Güzeller güzeli sevgilimin isteği üzerine aylar sonra tekrar yazıyorum...
Ne yazacağıma dair yine bir fikrim yok. Memlekette gündem yine cafcaflı, civcivli...
Gezi olayları geldi geçti, tek satır yazamadık. Çalışmaya başladık, vakit kalmadı. Aslında yine yok ama dedim ya sevgili istedi, başladık. Sevgilimi çok seviyorum ve onu kıramıyorum.
O zaman hemen gündemden dalalım mevzuya. Operasyon yaptı hocaefendi, a ka pe'ye... Hocaefendi alakam yok diyor ama biliyoruz ki Zekeriya Öz varsa işin içinde ve Emre Uslu ile Mehmet Baransu destekliyorsa o işi; o Hocaefendi'nin icazet verdiği bir iştir. Tabii ki şike davası hariç. Orada Fenerbahçe pislik, şüphe yok.
1 gün önce Hakan Şükür, kendisinin yazmadığı açık olan bir mektupla a ka pe'den istifa ederken noluyor lan demiştik, bir gün sonra gördük olanları. Ağaoğlu gözaltında, Rezza bilmemne gözaltında derken bakan oğulları, banka genel müdürü filan da alınınca aha dedik. Olanlar oldu. Başka bir düzleme oturacak memleket.

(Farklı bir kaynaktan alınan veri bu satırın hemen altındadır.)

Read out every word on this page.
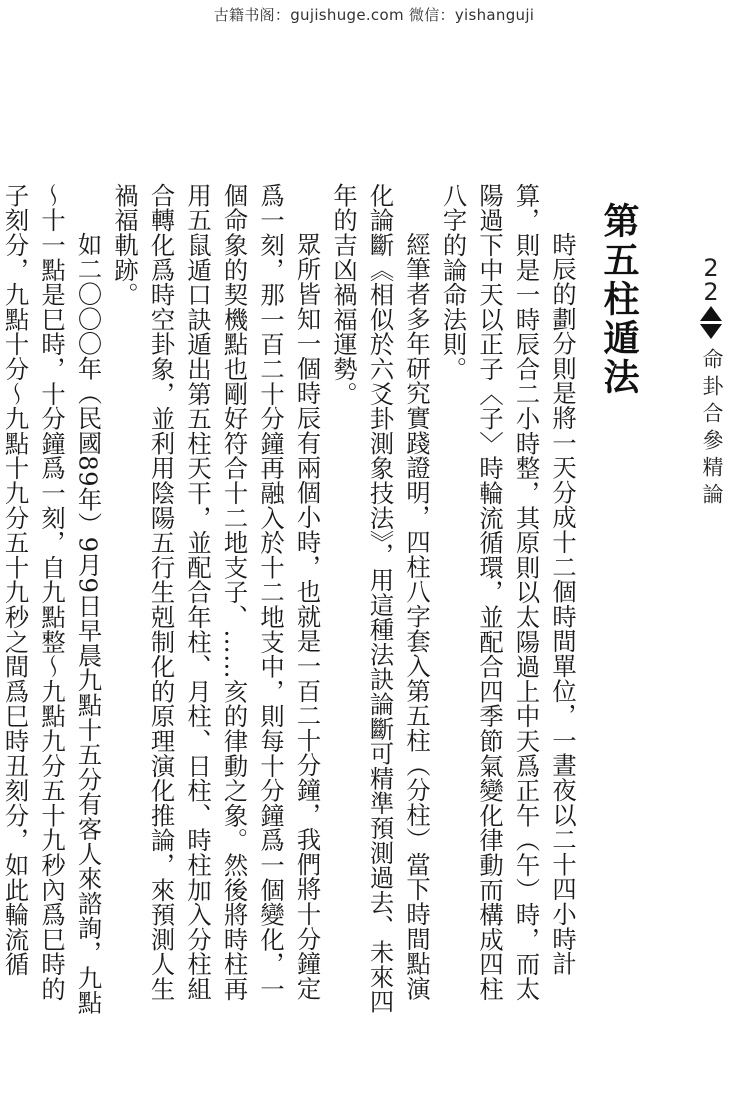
古籍书阁：gujishuge.com 微信：yishanguji
2
2
命卦合參精論
第五柱遁法

時辰的劃分則是將一天分成十二個時間單位，一晝夜以二十四小時計算，則是一時辰合二小時整，其原則以太陽過上中天爲正午（午）時，而太陽過下中天以正子〈子〉時輪流循環，並配合四季節氣變化律動而構成四柱八字的論命法則。

經筆者多年研究實踐證明，四柱八字套入第五柱（分柱）當下時間點演化論斷《相似於六爻卦測象技法》，用這種法訣論斷可精準預測過去、未來四年的吉凶禍福運勢。

眾所皆知一個時辰有兩個小時，也就是一百二十分鐘，我們將十分鐘定爲一刻，那一百二十分鐘再融入於十二地支中，則每十分鐘爲一個變化，一個命象的契機點也剛好符合十二地支子、……亥的律動之象。然後將時柱再用五鼠遁口訣遁出第五柱天干，並配合年柱、月柱、日柱、時柱加入分柱組合轉化爲時空卦象，並利用陰陽五行生剋制化的原理演化推論，來預測人生禍福軌跡。

如二〇〇〇年（民國89年）9月9日早晨九點十五分有客人來諮詢，九點～十一點是巳時，十分鐘爲一刻，自九點整～九點九分五十九秒內爲巳時的子刻分，九點十分～九點十九分五十九秒之間爲巳時丑刻分，如此輪流循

Şimdi karşılıklı salvolar. Operasyonun çeşitli dalgaları olması beklenirken, a ka pe'den hamleler. Emniyette görev değişiklikleri, savcılara ek savcılar getirilmesi vesaire...
Anlaşıldı ki teyyip'in gidiş süreci hızlandı. Teyyip'in gidici olduğunu görenler süreci hızlandırdı. Şimdilik işin eğlenceli tarafı magazini. Seks kasetlerini bekliyoruz dört gözle. Hiç de ahlaksızlık değil şimdiden söyliyim. Özel yaşama saygı diyene; kızlı-erkekli evlere, kaç çocuk yapacağına karışanların, başkalarının seks kasetlerinden sonra eline, diline, beline hakim olacaksın diyenlerin, kadın mıdır kız mıdır diye meydanlarda böğürenlerin vb. seks kasedinin yayınlanması ahlaksızlık değildir demek lazım. Tek isteğimiz olabilir; birileri bunları derken ses çıkarmayan kasetçi tayfanın da buna benzer kasetlerinin çıkması... Seyredelim cümbüşü...

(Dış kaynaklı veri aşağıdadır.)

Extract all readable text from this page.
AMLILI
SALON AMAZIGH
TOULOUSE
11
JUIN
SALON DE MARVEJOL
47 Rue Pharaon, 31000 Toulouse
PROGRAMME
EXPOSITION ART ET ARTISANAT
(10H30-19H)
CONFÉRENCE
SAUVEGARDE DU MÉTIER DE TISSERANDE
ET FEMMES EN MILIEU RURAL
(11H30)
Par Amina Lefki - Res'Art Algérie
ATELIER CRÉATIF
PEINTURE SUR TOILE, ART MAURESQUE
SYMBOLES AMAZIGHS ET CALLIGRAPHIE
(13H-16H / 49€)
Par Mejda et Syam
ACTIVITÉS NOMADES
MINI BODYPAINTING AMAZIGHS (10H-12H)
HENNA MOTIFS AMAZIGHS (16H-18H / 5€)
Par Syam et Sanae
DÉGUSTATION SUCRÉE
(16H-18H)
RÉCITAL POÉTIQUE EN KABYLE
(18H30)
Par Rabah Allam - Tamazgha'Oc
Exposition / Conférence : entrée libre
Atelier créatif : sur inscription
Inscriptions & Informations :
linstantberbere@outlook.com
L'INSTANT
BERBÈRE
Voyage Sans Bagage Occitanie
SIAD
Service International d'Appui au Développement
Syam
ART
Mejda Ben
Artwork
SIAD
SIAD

Gidenin ardından yeni düzeni kurma yetisini kaybetmeleri açısından da istiyorum bu çürümüşlüğü... Ayrıca bu düzen, bu siyasetçiler, bu kamu görevlileri, bu yargı, bu meclis, bu devlet, bu derin devlet, bu metrobüsteki fakir, bu 80 yaşındaki sekreterini taciz eden zengin mi ahlaklı ki; biz bu düzende ahlak temsilciliği yapacağız? Biz ahlaklı yaşayacağız ama ahlaksızlıkları, sadece seksist bir bakış açısından değil bütün dünyevi münasebetlerle tescillenmiş olanları mı koruyacağız? Yok arkadaş!

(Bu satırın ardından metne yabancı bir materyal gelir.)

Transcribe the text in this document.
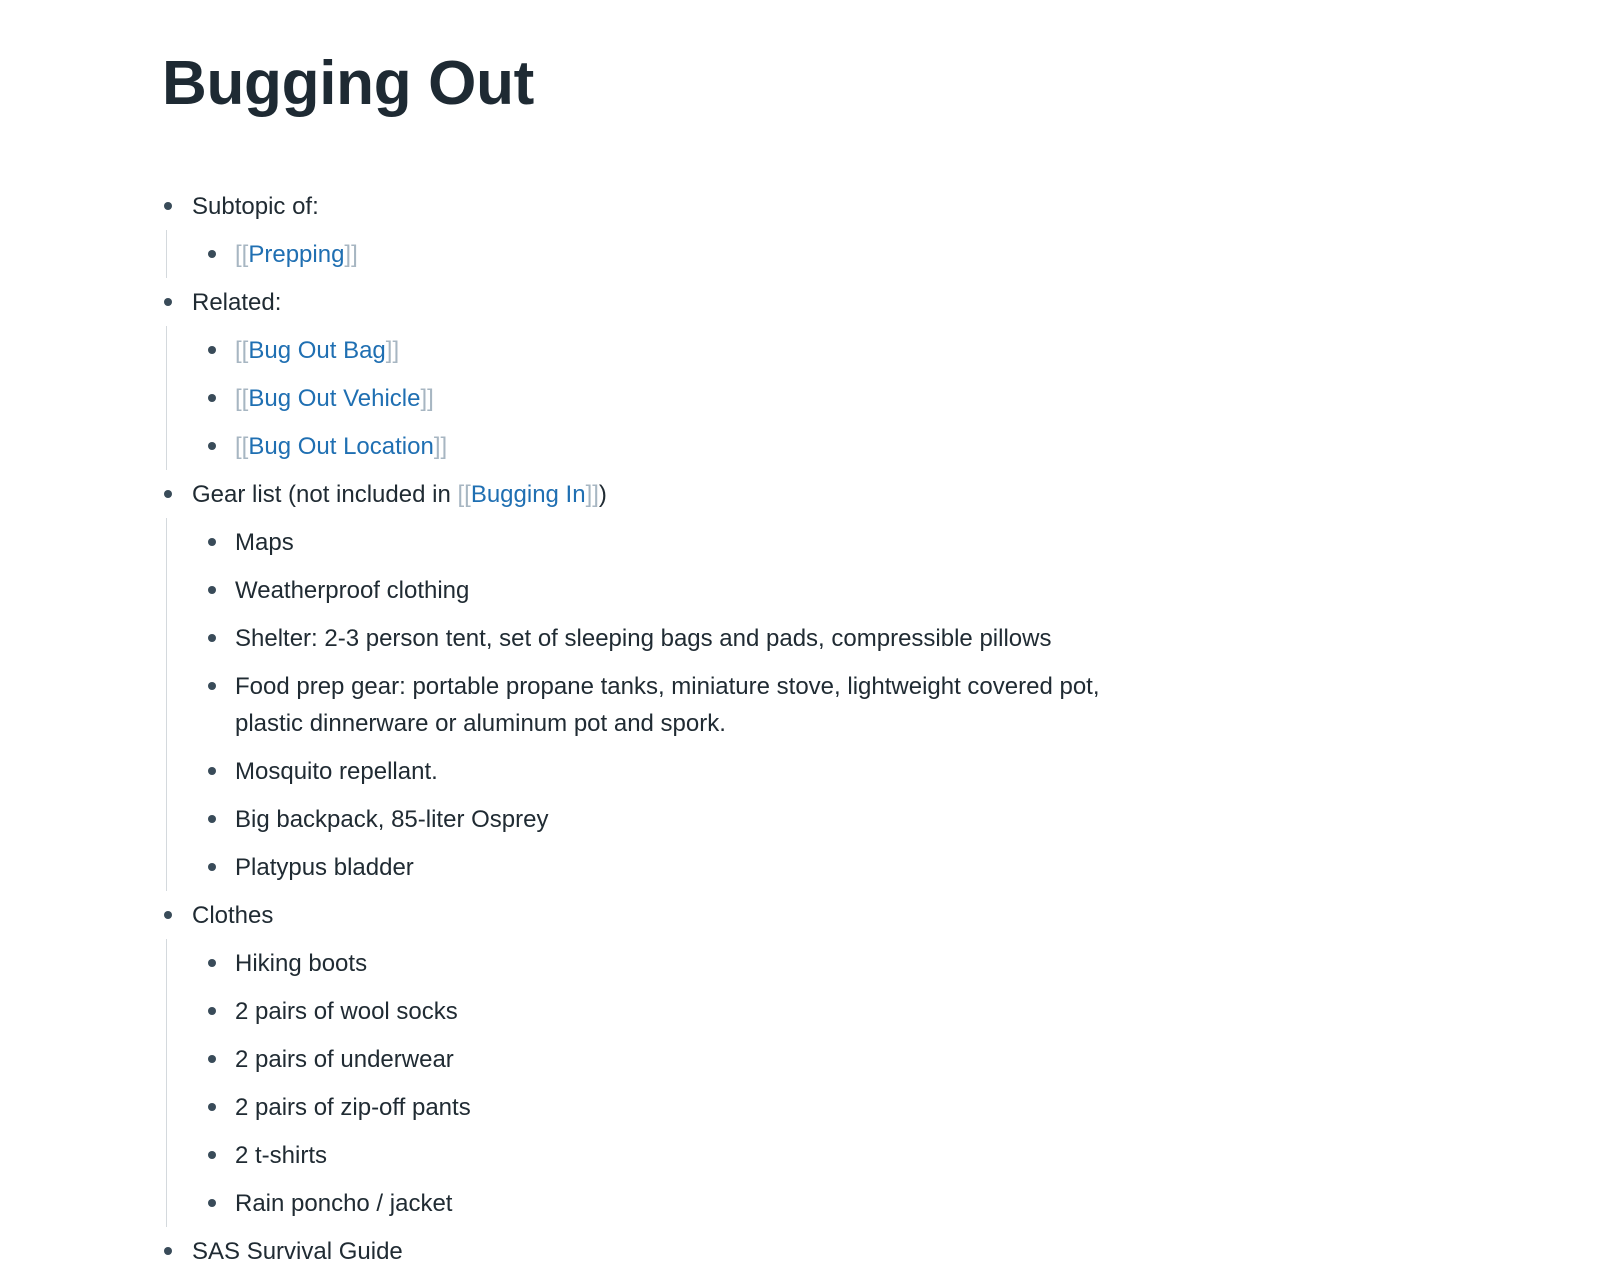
Bugging Out
Subtopic of:
[[Prepping]]
Related:
[[Bug Out Bag]]
[[Bug Out Vehicle]]
[[Bug Out Location]]
Gear list (not included in [[Bugging In]])
Maps
Weatherproof clothing
Shelter: 2-3 person tent, set of sleeping bags and pads, compressible pillows
Food prep gear: portable propane tanks, miniature stove, lightweight covered pot, plastic dinnerware or aluminum pot and spork.
Mosquito repellant.
Big backpack, 85-liter Osprey
Platypus bladder
Clothes
Hiking boots
2 pairs of wool socks
2 pairs of underwear
2 pairs of zip-off pants
2 t-shirts
Rain poncho / jacket
SAS Survival Guide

Biz isteriz ki süreç bitince yepisyeni bir düzen kuralım, mutluluğa koşalım, gel beraber mesut olalım... Ama kendi adıma böyle beklentilerim yok. Gezi'den sonra bu olayın patlaması bir yanda mağduriyet edebiyatı yaratacakken; diğer tarafta da kemikleşme ve alternatif koyma arayışına yol açacaktır. Yani ben çözülmelerin değil dünden biraz daha farklı da olsa kenetlenmenin olacağını düşünenlerdenim. Seks kasedi dediğin şey de en nihayetinde MHP ve CHP'nin oylarını arttırmış bir olaydır. Diğerlerini yok etmiştir.
Teyyip'e bakan bulmak kolay. Nasılsa emri o veriyor. Yani bir komplo teorisi de a ka pe'nin buna bilerek göz yumması ve buradan bir seçim yatırımı yapması... Olur mu olur...
Biz ne yapalım? Seçimi geçelim. Alternatif yaşam olanakları sağlayalım. Gezi'nin öğrettiği gibi. Anlatalım, dinleyelim. Yaklaşalım... Dokunalım... Daha güçlü, daha kalabalık duralım. Dağıldıkça toparlanalım... Varsın düzen değişmesin, varsın bu köhne, çürümüş sistemin için yaşamaya mahkum kalalım... Ama kan dolaşımımız hızlansa, nefes alma alanımız genişlese fena mı olur?
Bu düzende daha iyisi olabilir ya da aşamacılık değil söylediğim... Ulan yaşıyoruz gidiyoruz. Zaman da maşallah piyuuuuu geçip gidiyor. Bir tane hayatımız var. Belki bir saat belki 60 yıl... Ama 1 tane işte... Daha iyi, daha derin, daha gerçek, daha değerli yaşamayalım mı arkadaşım?
Hee Kürt hareketi var iki noktada kıl oldum kendilerine şu son operasyon sürecinde. Biri Pervin Buldan ve tayfasının ehiiihehi mecliste kimse yokken başbakanın oturduğu koltuğa oturdum minvalinde tweet atması. Diğeri de operasyonun barış sürecini baltalamak için yapıldığını iddia etmeleri. Siz oturabilirsiniz ama temsil ettiğiniz halk başbakanın kucağına(koltuğuna) oturamayacak kadar siyasi bilince sahiptir. Ve sizden sıyrılıp, arayışa geçecekleri gün yakındır.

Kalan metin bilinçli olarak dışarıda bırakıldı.